To illustrate, the writer has met several students of the lever escapement who could make drawings of either club or ratchet-tooth escapement with the lock on the entrance pallet; but when required to draw a pallet as illustrated at Fig. 23, could not do it correctly. Occasionally one could do it, but the instances were rare. A still greater poser was to request them to delineate a pallet and tooth when the action of escaping was one-half or one-third performed; and it is easy to understand that only by such studies the master workman can thoroughly comprehend the complications involved in the club-tooth lever escapement.
As an illustration: Two draughtsmen, employed by two competing watch factories, each designs a club-tooth escapement.

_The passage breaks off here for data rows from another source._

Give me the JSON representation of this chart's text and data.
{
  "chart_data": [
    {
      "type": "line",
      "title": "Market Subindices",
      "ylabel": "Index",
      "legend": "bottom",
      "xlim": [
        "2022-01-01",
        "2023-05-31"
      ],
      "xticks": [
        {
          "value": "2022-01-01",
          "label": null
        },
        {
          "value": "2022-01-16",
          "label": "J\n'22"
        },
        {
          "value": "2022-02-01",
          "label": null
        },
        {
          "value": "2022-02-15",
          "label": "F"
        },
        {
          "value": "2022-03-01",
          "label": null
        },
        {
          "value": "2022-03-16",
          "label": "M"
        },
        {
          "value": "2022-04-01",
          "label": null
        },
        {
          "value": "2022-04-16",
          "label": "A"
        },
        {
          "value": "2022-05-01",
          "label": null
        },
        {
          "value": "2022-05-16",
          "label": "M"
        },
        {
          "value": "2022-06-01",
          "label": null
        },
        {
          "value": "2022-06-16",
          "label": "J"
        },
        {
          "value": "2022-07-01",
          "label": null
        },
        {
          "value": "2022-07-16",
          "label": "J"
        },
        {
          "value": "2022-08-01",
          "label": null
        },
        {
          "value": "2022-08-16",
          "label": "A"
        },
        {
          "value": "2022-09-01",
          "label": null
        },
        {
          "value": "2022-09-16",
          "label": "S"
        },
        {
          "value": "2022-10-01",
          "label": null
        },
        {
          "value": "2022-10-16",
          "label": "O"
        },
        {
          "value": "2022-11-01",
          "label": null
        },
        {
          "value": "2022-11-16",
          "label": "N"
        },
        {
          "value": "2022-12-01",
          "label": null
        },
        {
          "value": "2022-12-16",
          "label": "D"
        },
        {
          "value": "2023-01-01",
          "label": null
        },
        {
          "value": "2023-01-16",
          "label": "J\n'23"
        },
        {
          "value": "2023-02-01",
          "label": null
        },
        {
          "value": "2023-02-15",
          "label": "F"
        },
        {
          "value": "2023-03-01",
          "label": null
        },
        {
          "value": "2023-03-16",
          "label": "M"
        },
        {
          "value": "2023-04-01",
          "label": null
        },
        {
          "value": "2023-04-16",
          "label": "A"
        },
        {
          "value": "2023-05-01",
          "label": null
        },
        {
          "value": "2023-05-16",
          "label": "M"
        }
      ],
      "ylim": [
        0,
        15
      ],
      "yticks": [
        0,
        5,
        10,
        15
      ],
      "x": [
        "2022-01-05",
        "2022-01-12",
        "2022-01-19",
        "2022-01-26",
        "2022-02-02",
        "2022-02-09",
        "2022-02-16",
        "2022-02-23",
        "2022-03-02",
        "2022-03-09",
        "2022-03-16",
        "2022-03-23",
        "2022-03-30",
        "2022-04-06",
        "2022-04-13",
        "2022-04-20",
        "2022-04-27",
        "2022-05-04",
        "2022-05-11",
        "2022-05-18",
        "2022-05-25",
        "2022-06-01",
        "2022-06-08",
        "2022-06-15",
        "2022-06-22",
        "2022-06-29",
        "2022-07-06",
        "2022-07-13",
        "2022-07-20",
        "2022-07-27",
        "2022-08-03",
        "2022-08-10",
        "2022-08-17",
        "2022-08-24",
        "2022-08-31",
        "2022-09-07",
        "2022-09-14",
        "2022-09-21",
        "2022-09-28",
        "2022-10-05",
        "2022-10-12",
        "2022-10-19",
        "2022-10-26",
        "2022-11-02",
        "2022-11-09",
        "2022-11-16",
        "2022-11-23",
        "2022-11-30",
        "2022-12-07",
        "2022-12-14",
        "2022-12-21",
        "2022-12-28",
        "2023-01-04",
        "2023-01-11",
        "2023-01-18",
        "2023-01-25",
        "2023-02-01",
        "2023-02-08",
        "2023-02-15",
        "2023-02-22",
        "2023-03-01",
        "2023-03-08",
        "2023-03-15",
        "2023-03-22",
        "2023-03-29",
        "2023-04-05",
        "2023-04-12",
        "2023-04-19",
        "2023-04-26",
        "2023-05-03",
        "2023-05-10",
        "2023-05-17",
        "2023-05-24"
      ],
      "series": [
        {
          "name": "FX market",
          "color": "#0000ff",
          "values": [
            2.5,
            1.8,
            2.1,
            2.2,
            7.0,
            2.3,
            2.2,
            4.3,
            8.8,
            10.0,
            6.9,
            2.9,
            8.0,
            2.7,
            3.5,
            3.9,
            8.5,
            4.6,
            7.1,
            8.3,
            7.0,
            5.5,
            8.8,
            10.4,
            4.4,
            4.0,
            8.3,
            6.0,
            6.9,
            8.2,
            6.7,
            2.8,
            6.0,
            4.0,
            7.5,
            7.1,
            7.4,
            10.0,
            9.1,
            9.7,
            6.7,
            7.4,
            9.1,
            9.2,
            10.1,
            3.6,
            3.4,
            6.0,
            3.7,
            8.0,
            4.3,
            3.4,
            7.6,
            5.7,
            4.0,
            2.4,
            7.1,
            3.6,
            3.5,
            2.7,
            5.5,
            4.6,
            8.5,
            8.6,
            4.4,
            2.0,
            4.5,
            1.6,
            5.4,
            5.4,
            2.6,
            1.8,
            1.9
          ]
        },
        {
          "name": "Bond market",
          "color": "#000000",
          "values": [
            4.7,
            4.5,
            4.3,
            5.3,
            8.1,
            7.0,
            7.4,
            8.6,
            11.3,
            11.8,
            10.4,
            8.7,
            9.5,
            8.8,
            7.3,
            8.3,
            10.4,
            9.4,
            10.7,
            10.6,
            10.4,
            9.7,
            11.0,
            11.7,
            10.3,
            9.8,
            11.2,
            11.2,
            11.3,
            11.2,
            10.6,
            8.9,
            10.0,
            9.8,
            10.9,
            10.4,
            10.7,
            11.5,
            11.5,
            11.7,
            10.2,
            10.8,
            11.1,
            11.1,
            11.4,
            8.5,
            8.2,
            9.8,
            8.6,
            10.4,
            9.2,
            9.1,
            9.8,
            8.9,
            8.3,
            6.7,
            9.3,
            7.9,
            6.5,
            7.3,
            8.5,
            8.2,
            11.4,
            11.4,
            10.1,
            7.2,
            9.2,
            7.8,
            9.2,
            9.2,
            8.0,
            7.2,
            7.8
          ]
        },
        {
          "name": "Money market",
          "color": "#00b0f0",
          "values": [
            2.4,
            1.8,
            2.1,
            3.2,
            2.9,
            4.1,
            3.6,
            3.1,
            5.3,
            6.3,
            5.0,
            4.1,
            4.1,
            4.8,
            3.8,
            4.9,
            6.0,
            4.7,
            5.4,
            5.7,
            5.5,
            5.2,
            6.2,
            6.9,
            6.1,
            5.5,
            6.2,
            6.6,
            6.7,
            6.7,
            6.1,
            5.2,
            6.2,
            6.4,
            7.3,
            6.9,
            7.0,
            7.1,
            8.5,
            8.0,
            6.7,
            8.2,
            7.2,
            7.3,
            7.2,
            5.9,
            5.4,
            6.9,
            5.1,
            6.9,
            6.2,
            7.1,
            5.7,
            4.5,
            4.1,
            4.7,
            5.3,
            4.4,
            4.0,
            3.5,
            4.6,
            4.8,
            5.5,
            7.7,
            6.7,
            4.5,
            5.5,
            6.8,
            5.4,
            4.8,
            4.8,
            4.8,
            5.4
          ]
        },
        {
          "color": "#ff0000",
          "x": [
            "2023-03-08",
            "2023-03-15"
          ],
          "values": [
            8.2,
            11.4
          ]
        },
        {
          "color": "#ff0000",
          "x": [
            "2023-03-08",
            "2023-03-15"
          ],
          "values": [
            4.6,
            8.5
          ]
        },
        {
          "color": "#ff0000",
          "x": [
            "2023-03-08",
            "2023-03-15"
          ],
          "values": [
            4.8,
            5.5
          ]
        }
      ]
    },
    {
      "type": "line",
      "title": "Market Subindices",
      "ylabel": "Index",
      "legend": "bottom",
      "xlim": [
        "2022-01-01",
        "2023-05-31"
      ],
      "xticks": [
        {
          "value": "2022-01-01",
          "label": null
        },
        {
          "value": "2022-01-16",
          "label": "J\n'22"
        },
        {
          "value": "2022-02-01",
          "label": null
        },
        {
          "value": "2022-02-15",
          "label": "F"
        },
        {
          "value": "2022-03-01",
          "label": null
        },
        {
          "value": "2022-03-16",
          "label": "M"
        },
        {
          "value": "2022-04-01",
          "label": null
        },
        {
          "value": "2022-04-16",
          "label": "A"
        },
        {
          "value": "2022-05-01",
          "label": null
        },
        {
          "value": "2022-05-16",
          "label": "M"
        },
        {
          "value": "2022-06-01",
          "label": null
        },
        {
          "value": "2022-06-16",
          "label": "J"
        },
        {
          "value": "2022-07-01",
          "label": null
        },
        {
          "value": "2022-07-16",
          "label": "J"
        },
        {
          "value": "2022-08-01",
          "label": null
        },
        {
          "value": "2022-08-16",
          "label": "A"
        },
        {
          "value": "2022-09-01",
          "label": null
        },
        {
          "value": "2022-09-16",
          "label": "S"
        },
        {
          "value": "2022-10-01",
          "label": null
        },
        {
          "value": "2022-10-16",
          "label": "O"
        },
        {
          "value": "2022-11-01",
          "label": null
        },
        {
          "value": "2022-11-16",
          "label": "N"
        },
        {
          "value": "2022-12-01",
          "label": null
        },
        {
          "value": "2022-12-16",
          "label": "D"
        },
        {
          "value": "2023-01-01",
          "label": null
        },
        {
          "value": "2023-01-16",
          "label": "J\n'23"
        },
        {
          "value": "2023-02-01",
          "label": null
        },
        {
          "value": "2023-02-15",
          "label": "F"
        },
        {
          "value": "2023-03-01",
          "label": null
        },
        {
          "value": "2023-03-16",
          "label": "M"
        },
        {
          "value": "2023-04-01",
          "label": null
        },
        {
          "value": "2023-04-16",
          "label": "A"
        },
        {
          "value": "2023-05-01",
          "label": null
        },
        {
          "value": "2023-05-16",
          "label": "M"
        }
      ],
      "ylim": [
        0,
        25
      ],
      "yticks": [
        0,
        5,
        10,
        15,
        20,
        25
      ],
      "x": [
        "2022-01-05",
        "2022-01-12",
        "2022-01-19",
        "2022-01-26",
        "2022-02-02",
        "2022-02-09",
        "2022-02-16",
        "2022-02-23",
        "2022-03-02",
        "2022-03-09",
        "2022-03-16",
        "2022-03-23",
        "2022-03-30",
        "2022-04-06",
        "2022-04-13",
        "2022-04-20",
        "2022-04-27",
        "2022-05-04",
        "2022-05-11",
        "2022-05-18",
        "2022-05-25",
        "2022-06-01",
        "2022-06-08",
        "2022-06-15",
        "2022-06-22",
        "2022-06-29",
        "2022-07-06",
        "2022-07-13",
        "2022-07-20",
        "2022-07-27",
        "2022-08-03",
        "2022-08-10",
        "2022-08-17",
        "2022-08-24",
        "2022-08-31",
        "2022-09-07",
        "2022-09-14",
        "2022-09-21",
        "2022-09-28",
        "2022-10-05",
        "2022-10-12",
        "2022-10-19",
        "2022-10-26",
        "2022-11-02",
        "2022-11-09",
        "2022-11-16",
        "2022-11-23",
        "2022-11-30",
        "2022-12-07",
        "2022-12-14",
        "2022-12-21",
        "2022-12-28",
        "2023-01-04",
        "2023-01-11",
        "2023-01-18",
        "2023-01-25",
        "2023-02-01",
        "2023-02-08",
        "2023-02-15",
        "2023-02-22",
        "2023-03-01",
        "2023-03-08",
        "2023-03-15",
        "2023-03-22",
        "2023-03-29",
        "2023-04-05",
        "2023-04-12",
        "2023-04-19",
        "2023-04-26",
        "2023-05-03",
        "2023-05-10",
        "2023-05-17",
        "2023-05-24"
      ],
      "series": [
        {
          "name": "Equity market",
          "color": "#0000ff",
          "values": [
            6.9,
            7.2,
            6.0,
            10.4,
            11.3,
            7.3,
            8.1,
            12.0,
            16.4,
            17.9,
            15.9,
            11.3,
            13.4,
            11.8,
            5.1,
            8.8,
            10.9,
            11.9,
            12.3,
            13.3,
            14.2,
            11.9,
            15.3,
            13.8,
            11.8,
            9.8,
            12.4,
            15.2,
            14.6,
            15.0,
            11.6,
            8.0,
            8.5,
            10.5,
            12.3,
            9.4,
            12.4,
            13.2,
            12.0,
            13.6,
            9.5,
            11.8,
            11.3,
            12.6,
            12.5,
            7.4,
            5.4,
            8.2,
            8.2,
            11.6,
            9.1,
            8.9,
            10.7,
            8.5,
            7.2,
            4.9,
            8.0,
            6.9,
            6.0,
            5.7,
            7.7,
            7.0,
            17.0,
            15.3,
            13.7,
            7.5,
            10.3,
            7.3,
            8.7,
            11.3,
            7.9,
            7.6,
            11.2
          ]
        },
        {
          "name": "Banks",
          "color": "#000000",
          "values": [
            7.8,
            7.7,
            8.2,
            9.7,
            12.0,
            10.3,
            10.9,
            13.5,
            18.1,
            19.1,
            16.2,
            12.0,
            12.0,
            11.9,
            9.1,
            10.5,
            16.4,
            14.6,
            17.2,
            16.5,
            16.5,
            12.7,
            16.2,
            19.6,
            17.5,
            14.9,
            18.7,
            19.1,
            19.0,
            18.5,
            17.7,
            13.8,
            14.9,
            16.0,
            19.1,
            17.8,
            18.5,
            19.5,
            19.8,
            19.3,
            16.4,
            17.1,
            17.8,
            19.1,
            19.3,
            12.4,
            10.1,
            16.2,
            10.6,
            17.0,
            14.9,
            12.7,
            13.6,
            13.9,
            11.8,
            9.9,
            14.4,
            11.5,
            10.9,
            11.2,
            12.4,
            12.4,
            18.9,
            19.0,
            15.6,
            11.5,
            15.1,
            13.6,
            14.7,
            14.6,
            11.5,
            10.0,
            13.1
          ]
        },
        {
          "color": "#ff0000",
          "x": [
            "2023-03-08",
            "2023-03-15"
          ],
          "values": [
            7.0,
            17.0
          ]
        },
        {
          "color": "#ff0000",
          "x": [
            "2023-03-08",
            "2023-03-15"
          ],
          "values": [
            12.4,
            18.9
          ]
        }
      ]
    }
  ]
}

We will further suppose the trains and mainspring power used by each concern to be precisely alike. But in practice the escapement of the watches made by one factory would “set,” that is, if you stopped the balance dead still, with the pin in the fork, the watch would not start of itself; while the escapement designed by the other draughtsman would not “set”—stop the balance dead as often as you choose, the watch would start of itself. Yet even to experienced workmen the escape wheels and pallets looked exactly alike. Of course, there was a difference, and still none of the text-books make mention of it.
For the present we will go on with delineating our exit pallet. The preliminaries are the same as with former drawings, the instructions for which we need not repeat. Previous to drawing the exit pallet, let us reason on the matter. The point r in Fig. 23 is located at the intersection of pitch circle a and the radial line A c; and this will also be the point at which the tooth C will engage the locking face of the exit pallet.

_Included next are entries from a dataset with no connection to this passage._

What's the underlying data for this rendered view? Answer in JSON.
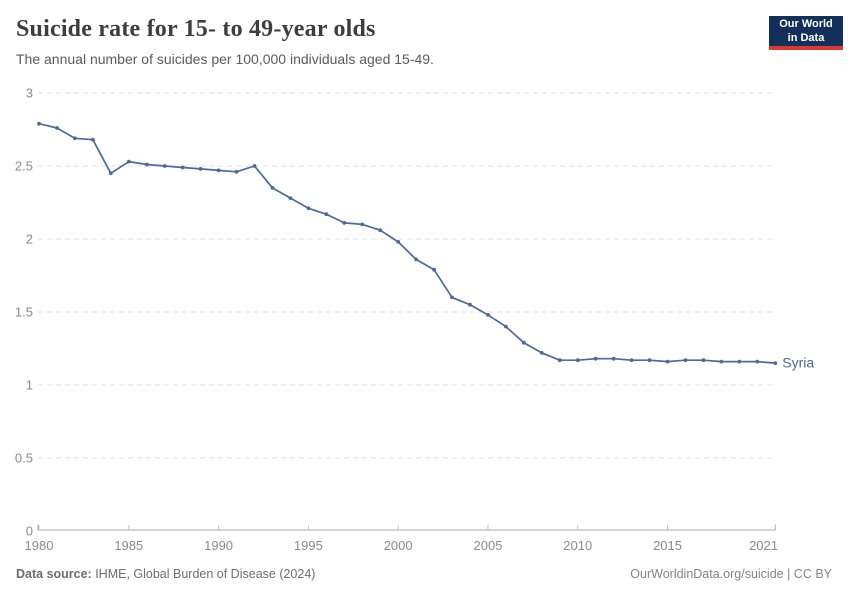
{
  "header": {
    "title": "Suicide rate for 15- to 49-year olds",
    "subtitle": "The annual number of suicides per 100,000 individuals aged 15-49."
  },
  "logo": {
    "line1": "Our World",
    "line2": "in Data",
    "bg_color": "#12305b",
    "accent_color": "#dc3a32"
  },
  "chart_data": {
    "type": "line",
    "title": "Suicide rate for 15- to 49-year olds",
    "subtitle": "The annual number of suicides per 100,000 individuals aged 15-49.",
    "xlabel": "",
    "ylabel": "",
    "xlim": [
      1980,
      2021
    ],
    "ylim": [
      0,
      3
    ],
    "grid": true,
    "legend": "end-of-line-label",
    "xticks": [
      "1980",
      "1985",
      "1990",
      "1995",
      "2000",
      "2005",
      "2010",
      "2015",
      "2021"
    ],
    "yticks": [
      "0",
      "0.5",
      "1",
      "1.5",
      "2",
      "2.5",
      "3"
    ],
    "series": [
      {
        "name": "Syria",
        "color": "#4C6A9C",
        "x": [
          1980,
          1981,
          1982,
          1983,
          1984,
          1985,
          1986,
          1987,
          1988,
          1989,
          1990,
          1991,
          1992,
          1993,
          1994,
          1995,
          1996,
          1997,
          1998,
          1999,
          2000,
          2001,
          2002,
          2003,
          2004,
          2005,
          2006,
          2007,
          2008,
          2009,
          2010,
          2011,
          2012,
          2013,
          2014,
          2015,
          2016,
          2017,
          2018,
          2019,
          2020,
          2021
        ],
        "values": [
          2.79,
          2.76,
          2.69,
          2.68,
          2.45,
          2.53,
          2.51,
          2.5,
          2.49,
          2.48,
          2.47,
          2.46,
          2.5,
          2.35,
          2.28,
          2.21,
          2.17,
          2.11,
          2.1,
          2.06,
          1.98,
          1.86,
          1.79,
          1.6,
          1.55,
          1.48,
          1.4,
          1.29,
          1.22,
          1.17,
          1.17,
          1.18,
          1.18,
          1.17,
          1.17,
          1.16,
          1.17,
          1.17,
          1.16,
          1.16,
          1.16,
          1.15
        ]
      }
    ],
    "colors": {
      "grid": "#e0e0e0",
      "axis": "#a8a8a8",
      "tick": "#c4c4c4",
      "tick_label": "#8a8a8a"
    }
  },
  "footer": {
    "source_label": "Data source:",
    "source_text": " IHME, Global Burden of Disease (2024)",
    "credit": "OurWorldinData.org/suicide | CC BY"
  }
}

This point likewise represents the advance angle of the engaging tooth. Now if we measure on the arc k (which represents the locking faces of both pallets) downward one and a half degrees, we establish the lock of the pallet E. To get this one and a half degrees defined on the arc k, we set the dividers at 5”, and from B as a center sweep the short arc i, and from the intersection of the arc i with the line B e we lay off on said arc i one and a half degrees, and through the point so established draw the line B f.

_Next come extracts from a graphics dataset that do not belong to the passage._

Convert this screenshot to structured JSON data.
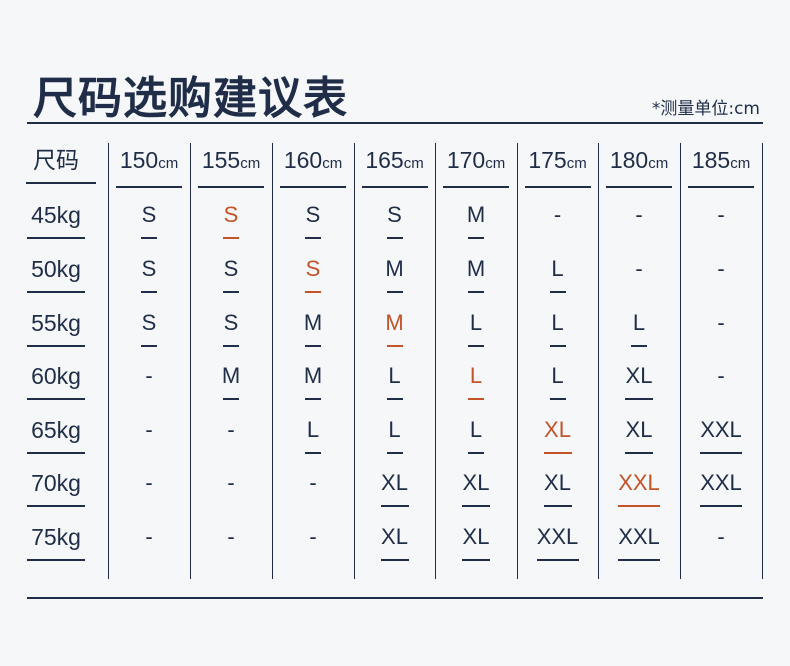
{
  "title": "尺码选购建议表",
  "unit_note": "*测量单位:cm",
  "corner_label": "尺码",
  "height_unit": "cm",
  "colors": {
    "text": "#1f2d48",
    "highlight": "#c4532a",
    "background": "#f6f7f9"
  },
  "heights": [
    "150",
    "155",
    "160",
    "165",
    "170",
    "175",
    "180",
    "185"
  ],
  "rows": [
    {
      "weight": "45kg",
      "sizes": [
        "S",
        "S",
        "S",
        "S",
        "M",
        "-",
        "-",
        "-"
      ],
      "highlight": 1
    },
    {
      "weight": "50kg",
      "sizes": [
        "S",
        "S",
        "S",
        "M",
        "M",
        "L",
        "-",
        "-"
      ],
      "highlight": 2
    },
    {
      "weight": "55kg",
      "sizes": [
        "S",
        "S",
        "M",
        "M",
        "L",
        "L",
        "L",
        "-"
      ],
      "highlight": 3
    },
    {
      "weight": "60kg",
      "sizes": [
        "-",
        "M",
        "M",
        "L",
        "L",
        "L",
        "XL",
        "-"
      ],
      "highlight": 4
    },
    {
      "weight": "65kg",
      "sizes": [
        "-",
        "-",
        "L",
        "L",
        "L",
        "XL",
        "XL",
        "XXL"
      ],
      "highlight": 5
    },
    {
      "weight": "70kg",
      "sizes": [
        "-",
        "-",
        "-",
        "XL",
        "XL",
        "XL",
        "XXL",
        "XXL"
      ],
      "highlight": 6
    },
    {
      "weight": "75kg",
      "sizes": [
        "-",
        "-",
        "-",
        "XL",
        "XL",
        "XXL",
        "XXL",
        "-"
      ],
      "highlight": -1
    }
  ]
}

Now the space on the arc k between the lines B e and B f defines the angular extent of the locking face. With the dividers set at 5” and one leg resting at the point r, we sweep the short arc t, and from the intersection of said arc with the line A c we draw the line n p; but in doing so we extend it (the line) so that it intersects the line B f, and at said intersection is located the inner angle of the exit pallet. This intersection we will name the point n.